Since you aren't a citizen, if you are committing multiple minor crimes I'm pretty sure you will get deported. If you're committing felonies, you'll probably be held until your sentence is finished and then deported.


----------



## Matt Derrick (May 18, 2014)

yeah, i mean, i would say it's not really worth it. if you're going with someone experience and don't act like an idiot (get seen) your chances of getting caught are pretty low. but... do you really want to take the risk?

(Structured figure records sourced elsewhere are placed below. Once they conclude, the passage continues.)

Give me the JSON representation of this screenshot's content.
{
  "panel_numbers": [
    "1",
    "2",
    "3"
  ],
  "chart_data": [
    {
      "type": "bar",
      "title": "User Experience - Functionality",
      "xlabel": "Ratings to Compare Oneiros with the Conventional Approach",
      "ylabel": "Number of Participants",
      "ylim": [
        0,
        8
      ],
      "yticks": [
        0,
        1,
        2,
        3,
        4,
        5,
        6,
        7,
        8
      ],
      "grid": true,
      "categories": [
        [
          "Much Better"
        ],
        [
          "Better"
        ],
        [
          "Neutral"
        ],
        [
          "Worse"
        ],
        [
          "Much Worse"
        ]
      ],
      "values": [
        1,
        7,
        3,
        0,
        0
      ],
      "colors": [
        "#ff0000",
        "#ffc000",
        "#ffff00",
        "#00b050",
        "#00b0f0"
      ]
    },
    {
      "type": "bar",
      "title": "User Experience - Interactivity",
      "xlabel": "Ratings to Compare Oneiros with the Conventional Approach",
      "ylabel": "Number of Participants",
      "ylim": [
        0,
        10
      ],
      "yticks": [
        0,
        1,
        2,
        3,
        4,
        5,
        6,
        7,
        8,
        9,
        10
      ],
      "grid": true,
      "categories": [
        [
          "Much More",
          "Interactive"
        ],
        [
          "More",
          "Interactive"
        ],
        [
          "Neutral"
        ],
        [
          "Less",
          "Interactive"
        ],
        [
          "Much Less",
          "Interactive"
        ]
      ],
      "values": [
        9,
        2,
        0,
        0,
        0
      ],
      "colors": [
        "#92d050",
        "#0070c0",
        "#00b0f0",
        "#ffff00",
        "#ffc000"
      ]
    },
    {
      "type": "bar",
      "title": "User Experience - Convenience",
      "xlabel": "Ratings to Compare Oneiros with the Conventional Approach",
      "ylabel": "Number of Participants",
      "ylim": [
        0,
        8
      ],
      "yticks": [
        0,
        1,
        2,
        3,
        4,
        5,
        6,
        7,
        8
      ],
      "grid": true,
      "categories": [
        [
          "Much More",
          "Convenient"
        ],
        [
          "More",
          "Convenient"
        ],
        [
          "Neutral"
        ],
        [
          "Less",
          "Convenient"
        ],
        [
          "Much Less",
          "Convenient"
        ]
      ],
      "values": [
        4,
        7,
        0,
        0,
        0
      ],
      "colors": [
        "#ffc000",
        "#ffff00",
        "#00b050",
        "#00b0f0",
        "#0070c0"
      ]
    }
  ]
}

personally, i would jump at the chance to hop a train in europe and possibly other countries, but i feel like i'm experienced enough to do it and probably not get caught. but again, deportation and never being able to come back is a stiff penalty to pay, so weigh the consequences before you make a decision.


----------



## landpirate (May 28, 2014)

my ex who is from the UK spent three years wandering in the US and eventually got deported after doing three months in jail and received a 10 year ban from returning. 

He had only gone over there on a tourist visa (90 days) and got picked up after shoplifting some food. He didn't have a passport as he had sold it but he was never clear whether he went to jail for shoplifting or overstaying/not having a passport. Maybe if you got caught doing something and you were still within your visa time then they may be slightly more lenient in that they might deport you but not send you to jail, but I don't think they take kindly to foreigners committing offences on their turf.

I know personally I'm not up for doing prison time anywhere and especially not in a foreign country. Just don't get caught is the moral to this tale!


----------